See https://penta.debconf.org/dc9_schedule/track/DebConf/363.en.html for a talk at DebConf 2009 about this way of using Ganeti.
HTH,
iustin
Hi,
There are two more options to keep screen output:
– You can tell sceen to log all output to a file, with the -L option
– If you put
zombie “3315”
in your .screenrc, screen will not terminate upon exit of the shell script, but instead it will print a line, that looks something like:
=== Command terminated with signal 15 (Thu Mar 18 12:29:57 2010) ===
and keep the screen alive, so you can attach to it just like when the program was still running. If you then press ESC (33), screen will exit, or if you hit enter (15) screen will try to restart the program it was running before.
Useful?
Regards,
Martijn.
Hm, your blog mangled my comment a little bit. The keys that are arguments to the ‘zombie’ command were actually octal representations, preceded by a backslash and a zero. Let me try to work around this:
zombie “\033\015”
And what’s wrong with the time here? The comment before mine was posted at 12:49 pm, and mine at 9:33 pm :-)
Regards,
Martijn.
Martijn,
I just use “zombie kr” (for “k”ill or “r”estart). :)
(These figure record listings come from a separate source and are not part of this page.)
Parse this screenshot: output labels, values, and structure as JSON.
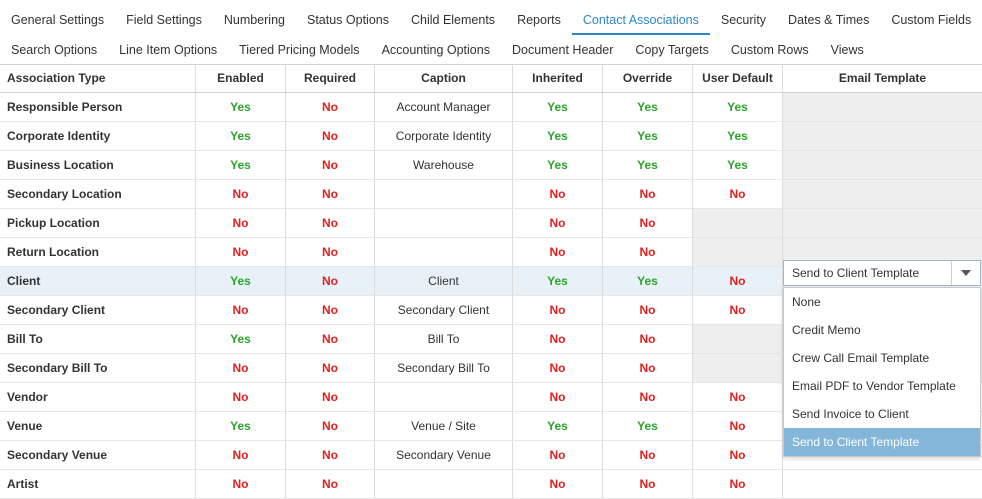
{
  "tabs": {
    "row1": [
      "General Settings",
      "Field Settings",
      "Numbering",
      "Status Options",
      "Child Elements",
      "Reports",
      "Contact Associations",
      "Security",
      "Dates & Times",
      "Custom Fields"
    ],
    "row2": [
      "Search Options",
      "Line Item Options",
      "Tiered Pricing Models",
      "Accounting Options",
      "Document Header",
      "Copy Targets",
      "Custom Rows",
      "Views"
    ],
    "active": "Contact Associations"
  },
  "columns": [
    "Association Type",
    "Enabled",
    "Required",
    "Caption",
    "Inherited",
    "Override",
    "User Default",
    "Email Template"
  ],
  "rows": [
    {
      "type": "Responsible Person",
      "enabled": "Yes",
      "required": "No",
      "caption": "Account Manager",
      "inherited": "Yes",
      "override": "Yes",
      "user_default": "Yes",
      "email_template": ""
    },
    {
      "type": "Corporate Identity",
      "enabled": "Yes",
      "required": "No",
      "caption": "Corporate Identity",
      "inherited": "Yes",
      "override": "Yes",
      "user_default": "Yes",
      "email_template": ""
    },
    {
      "type": "Business Location",
      "enabled": "Yes",
      "required": "No",
      "caption": "Warehouse",
      "inherited": "Yes",
      "override": "Yes",
      "user_default": "Yes",
      "email_template": ""
    },
    {
      "type": "Secondary Location",
      "enabled": "No",
      "required": "No",
      "caption": "",
      "inherited": "No",
      "override": "No",
      "user_default": "No",
      "email_template": ""
    },
    {
      "type": "Pickup Location",
      "enabled": "No",
      "required": "No",
      "caption": "",
      "inherited": "No",
      "override": "No",
      "user_default": "",
      "email_template": ""
    },
    {
      "type": "Return Location",
      "enabled": "No",
      "required": "No",
      "caption": "",
      "inherited": "No",
      "override": "No",
      "user_default": "",
      "email_template": ""
    },
    {
      "type": "Client",
      "enabled": "Yes",
      "required": "No",
      "caption": "Client",
      "inherited": "Yes",
      "override": "Yes",
      "user_default": "No",
      "email_template": "Send to Client Template"
    },
    {
      "type": "Secondary Client",
      "enabled": "No",
      "required": "No",
      "caption": "Secondary Client",
      "inherited": "No",
      "override": "No",
      "user_default": "No",
      "email_template": ""
    },
    {
      "type": "Bill To",
      "enabled": "Yes",
      "required": "No",
      "caption": "Bill To",
      "inherited": "No",
      "override": "No",
      "user_default": "",
      "email_template": ""
    },
    {
      "type": "Secondary Bill To",
      "enabled": "No",
      "required": "No",
      "caption": "Secondary Bill To",
      "inherited": "No",
      "override": "No",
      "user_default": "",
      "email_template": ""
    },
    {
      "type": "Vendor",
      "enabled": "No",
      "required": "No",
      "caption": "",
      "inherited": "No",
      "override": "No",
      "user_default": "No",
      "email_template": ""
    },
    {
      "type": "Venue",
      "enabled": "Yes",
      "required": "No",
      "caption": "Venue / Site",
      "inherited": "Yes",
      "override": "Yes",
      "user_default": "No",
      "email_template": ""
    },
    {
      "type": "Secondary Venue",
      "enabled": "No",
      "required": "No",
      "caption": "Secondary Venue",
      "inherited": "No",
      "override": "No",
      "user_default": "No",
      "email_template": ""
    },
    {
      "type": "Artist",
      "enabled": "No",
      "required": "No",
      "caption": "",
      "inherited": "No",
      "override": "No",
      "user_default": "No",
      "email_template": ""
    }
  ],
  "disabled_cells": {
    "user_default": [
      4,
      5,
      8,
      9
    ],
    "email_template": [
      0,
      1,
      2,
      3,
      4,
      5,
      7,
      8,
      9
    ]
  },
  "selected_row": 6,
  "email_select": {
    "value": "Send to Client Template",
    "options": [
      "None",
      "Credit Memo",
      "Crew Call Email Template",
      "Email PDF to Vendor Template",
      "Send Invoice to Client",
      "Send to Client Template"
    ],
    "highlighted": "Send to Client Template"
  },
  "colors": {
    "active_tab": "#2f86c9",
    "yes": "#2aa52a",
    "no": "#e0201f",
    "selected_row": "#e8f1f8",
    "option_highlight": "#83b6d8",
    "disabled_cell": "#eeeeee"
  },
  "icons": {
    "select_arrow": "chevron-down-icon"
  }
}
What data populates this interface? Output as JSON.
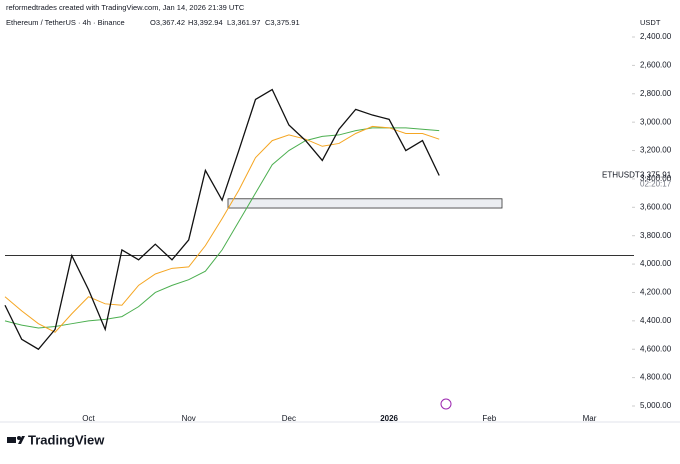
{
  "header": {
    "credit": "reformedtrades created with TradingView.com, Jan 14, 2026 21:39 UTC",
    "symbol": "Ethereum / TetherUS · 4h · Binance",
    "ohlc": [
      "O3,367.42",
      "H3,392.94",
      "L3,361.97",
      "C3,375.91"
    ],
    "unit": "USDT",
    "countdown": "02:20:17",
    "brand": "TradingView"
  },
  "chart_data": {
    "type": "line",
    "categories": [
      null,
      null,
      null,
      null,
      null,
      "Oct",
      null,
      null,
      null,
      null,
      null,
      "Nov",
      null,
      null,
      null,
      null,
      null,
      "Dec",
      null,
      null,
      null,
      null,
      null,
      "2026",
      null,
      null,
      null,
      null,
      null,
      "Feb",
      null,
      null,
      null,
      null,
      null,
      "Mar"
    ],
    "series": [
      {
        "name": "ETHUSDT",
        "color": "#111111",
        "values": [
          4290,
          4530,
          4600,
          4460,
          3940,
          4180,
          4460,
          3900,
          3970,
          3860,
          3970,
          3830,
          3340,
          3550,
          3200,
          2840,
          2770,
          3020,
          3130,
          3270,
          3050,
          2910,
          2950,
          2980,
          3200,
          3130,
          3375.91,
          null,
          null,
          null,
          null,
          null,
          null,
          null,
          null,
          null
        ],
        "value_labels": [
          null,
          null,
          null,
          null,
          null,
          null,
          null,
          null,
          null,
          null,
          null,
          null,
          null,
          null,
          null,
          null,
          null,
          null,
          null,
          null,
          null,
          null,
          null,
          null,
          null,
          null,
          "3,375.91",
          null,
          null,
          null,
          null,
          null,
          null,
          null,
          null,
          null
        ]
      },
      {
        "color": "#f5a623",
        "values": [
          4230,
          4330,
          4420,
          4480,
          4350,
          4230,
          4280,
          4290,
          4150,
          4070,
          4030,
          4020,
          3870,
          3680,
          3480,
          3250,
          3130,
          3090,
          3120,
          3170,
          3150,
          3080,
          3030,
          3040,
          3080,
          3080,
          3120,
          null,
          null,
          null,
          null,
          null,
          null,
          null,
          null,
          null
        ]
      },
      {
        "color": "#4caf50",
        "values": [
          4400,
          4430,
          4450,
          4440,
          4420,
          4400,
          4390,
          4370,
          4300,
          4200,
          4150,
          4110,
          4050,
          3900,
          3700,
          3500,
          3300,
          3200,
          3130,
          3100,
          3090,
          3060,
          3040,
          3040,
          3040,
          3050,
          3060,
          null,
          null,
          null,
          null,
          null,
          null,
          null,
          null,
          null
        ]
      }
    ],
    "hline": 3940,
    "zone": [
      3540,
      3605
    ],
    "ylim": [
      5000,
      2400
    ],
    "yticks": [
      {
        "value": 2400,
        "label": "2,400.00"
      },
      {
        "value": 2600,
        "label": "2,600.00"
      },
      {
        "value": 2800,
        "label": "2,800.00"
      },
      {
        "value": 3000,
        "label": "3,000.00"
      },
      {
        "value": 3200,
        "label": "3,200.00"
      },
      {
        "value": 3400,
        "label": "3,400.00"
      },
      {
        "value": 3600,
        "label": "3,600.00"
      },
      {
        "value": 3800,
        "label": "3,800.00"
      },
      {
        "value": 4000,
        "label": "4,000.00"
      },
      {
        "value": 4200,
        "label": "4,200.00"
      },
      {
        "value": 4400,
        "label": "4,400.00"
      },
      {
        "value": 4600,
        "label": "4,600.00"
      },
      {
        "value": 4800,
        "label": "4,800.00"
      },
      {
        "value": 5000,
        "label": "5,000.00"
      }
    ]
  }
}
Iustin Pop: Sounds interesting, is it possible to download videos of those talks?
Martijn: Thanks for that suggestion, I’ve edited your comment to have the correct data. I’m not sure why it didn’t work when you typed it in, once again it’s “\033\015”. As for the time, I’m running my blog in Eastern Australia non-daylight savings time – that is +1000.
jshare: Thanks for that. Not only is your suggestion easier to write in a blog comment but it’s more convenient to type when running screen (IMHO).
etbe: There are, as for any DebConf talks… Check the links on this page: https://penta.debconf.org/dc9_schedule/events/363.en.html
Iustin Pop: Thanks for that. The talk was interesting and Ganeti sounds like a very useful product and I will keep it in mind for future projects. I don’t think it solves my needs though, all I want is a basic way of maintaining the console and screen seems to do the job well – particularly now that I’ve been advised how to use the “zombie” command.
I may use libvirt/virt-manager as suggested by Aigars if I find screen to be inadequate. I really want something relatively light-weight and Ganati seems to be bigger than I desire.